Charter schools serve a growing role in public education, and many parents have opted for them over traditional public schools. It’s a decision that must be respected, and many school board members acknowledge that and champion school choice. But charter education is also a big business in Florida, and giving up authority over it opens the door for waste and potential conflicts of interest. That’s always a risk no matter who is making those decisions, but, with school boards, voters can at least hold them accountable.
It’s not lost on us that the chair of the Miami Dade College Board of Trustees, Michael Bileca, owns a charter-school company. Former Sen. Manny Diaz, Jr., R-Hialeah, who sponsored bills that created a pathway for this new system, has had deep professional ties to the industry, too. Diaz later became Florida’s commissioner of education and, under his leadership, the state Board of Education in 2022 voted to give MDC power over charter-school authorizations, WLRN reported.

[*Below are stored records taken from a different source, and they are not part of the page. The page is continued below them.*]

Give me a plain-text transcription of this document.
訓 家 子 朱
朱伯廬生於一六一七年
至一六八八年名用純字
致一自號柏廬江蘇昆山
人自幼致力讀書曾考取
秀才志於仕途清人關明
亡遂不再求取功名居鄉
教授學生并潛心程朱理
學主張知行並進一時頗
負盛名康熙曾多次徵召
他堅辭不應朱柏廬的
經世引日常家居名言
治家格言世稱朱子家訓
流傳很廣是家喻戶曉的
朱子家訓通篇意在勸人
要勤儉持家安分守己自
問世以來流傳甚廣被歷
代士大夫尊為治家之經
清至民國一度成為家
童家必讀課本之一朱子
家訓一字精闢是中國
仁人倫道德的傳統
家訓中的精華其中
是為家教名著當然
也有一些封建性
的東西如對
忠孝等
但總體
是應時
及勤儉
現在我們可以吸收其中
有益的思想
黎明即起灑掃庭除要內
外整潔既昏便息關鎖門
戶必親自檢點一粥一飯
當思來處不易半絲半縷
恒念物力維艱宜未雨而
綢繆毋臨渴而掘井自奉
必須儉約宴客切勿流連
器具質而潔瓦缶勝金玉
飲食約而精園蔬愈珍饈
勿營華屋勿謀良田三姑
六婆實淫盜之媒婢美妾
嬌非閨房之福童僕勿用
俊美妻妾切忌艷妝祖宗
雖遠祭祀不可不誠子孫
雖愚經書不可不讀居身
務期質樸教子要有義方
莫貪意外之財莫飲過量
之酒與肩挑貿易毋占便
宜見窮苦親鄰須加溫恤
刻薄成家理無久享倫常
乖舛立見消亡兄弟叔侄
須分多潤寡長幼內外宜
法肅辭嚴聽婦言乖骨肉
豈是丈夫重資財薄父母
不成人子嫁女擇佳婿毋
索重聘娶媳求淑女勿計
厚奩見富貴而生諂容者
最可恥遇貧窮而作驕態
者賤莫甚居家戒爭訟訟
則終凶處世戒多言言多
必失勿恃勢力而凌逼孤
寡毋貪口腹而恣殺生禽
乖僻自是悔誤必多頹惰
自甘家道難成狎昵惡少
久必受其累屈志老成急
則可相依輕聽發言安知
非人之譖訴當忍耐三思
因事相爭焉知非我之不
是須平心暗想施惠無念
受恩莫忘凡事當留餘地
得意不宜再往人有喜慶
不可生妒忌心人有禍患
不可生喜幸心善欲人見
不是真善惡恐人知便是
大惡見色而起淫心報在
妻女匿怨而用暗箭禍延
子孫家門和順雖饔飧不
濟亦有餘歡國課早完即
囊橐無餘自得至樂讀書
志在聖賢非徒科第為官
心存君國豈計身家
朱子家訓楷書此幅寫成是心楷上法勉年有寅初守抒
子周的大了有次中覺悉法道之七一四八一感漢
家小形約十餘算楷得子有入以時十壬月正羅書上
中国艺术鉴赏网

It’s unclear whether this change is even legal. The Florida Constitution is very specific that “the school board shall operate, control and supervise all free public schools within the school district.” In 2008, an appeals court found a similar effort to bypass local school districts unconstitutional: The Florida Schools of Excellence Commission directly authorized and oversaw charter schools across the state. The court found that it created “a parallel system of free public education,” WLRN reported.
The ruling was never appealed to the Florida Supreme Court, which has drastically changed since 2008. Today, DeSantis has appointed almost all its justices, which could guarantee a favorable ruling for the new system if it ever goes before the state’s highest court.
We must also question why there was a desire in the first place to remove the authority to approve charter schools from the Miami-Dade School Board, which did not deny a single application from a charter school between 2019 and 2023, according to WLRN.
Florida lawmakers seem to have no problem with the idea that charter schools should be allowed to absorb more resources in public education. A new law, for example, allows the schools to move into space considered underutilized in public schools while the local district pays for many of the costs. So is the state trying, again, to build “a parallel system of free public education” while keeping school districts and voters at arm’s length?
The expansion and authorization of charter schools should be done out in the open. Elected education officials should be the ones making the decisions, not gubernatorial appointees. Concentrating power in an appointed board, out of reach of voters, isn’t about improving the process or education — it’s about consolidating power. If voters no longer have a say, the constitutional promise of public education becomes dictated by private interests and beholden to political whims.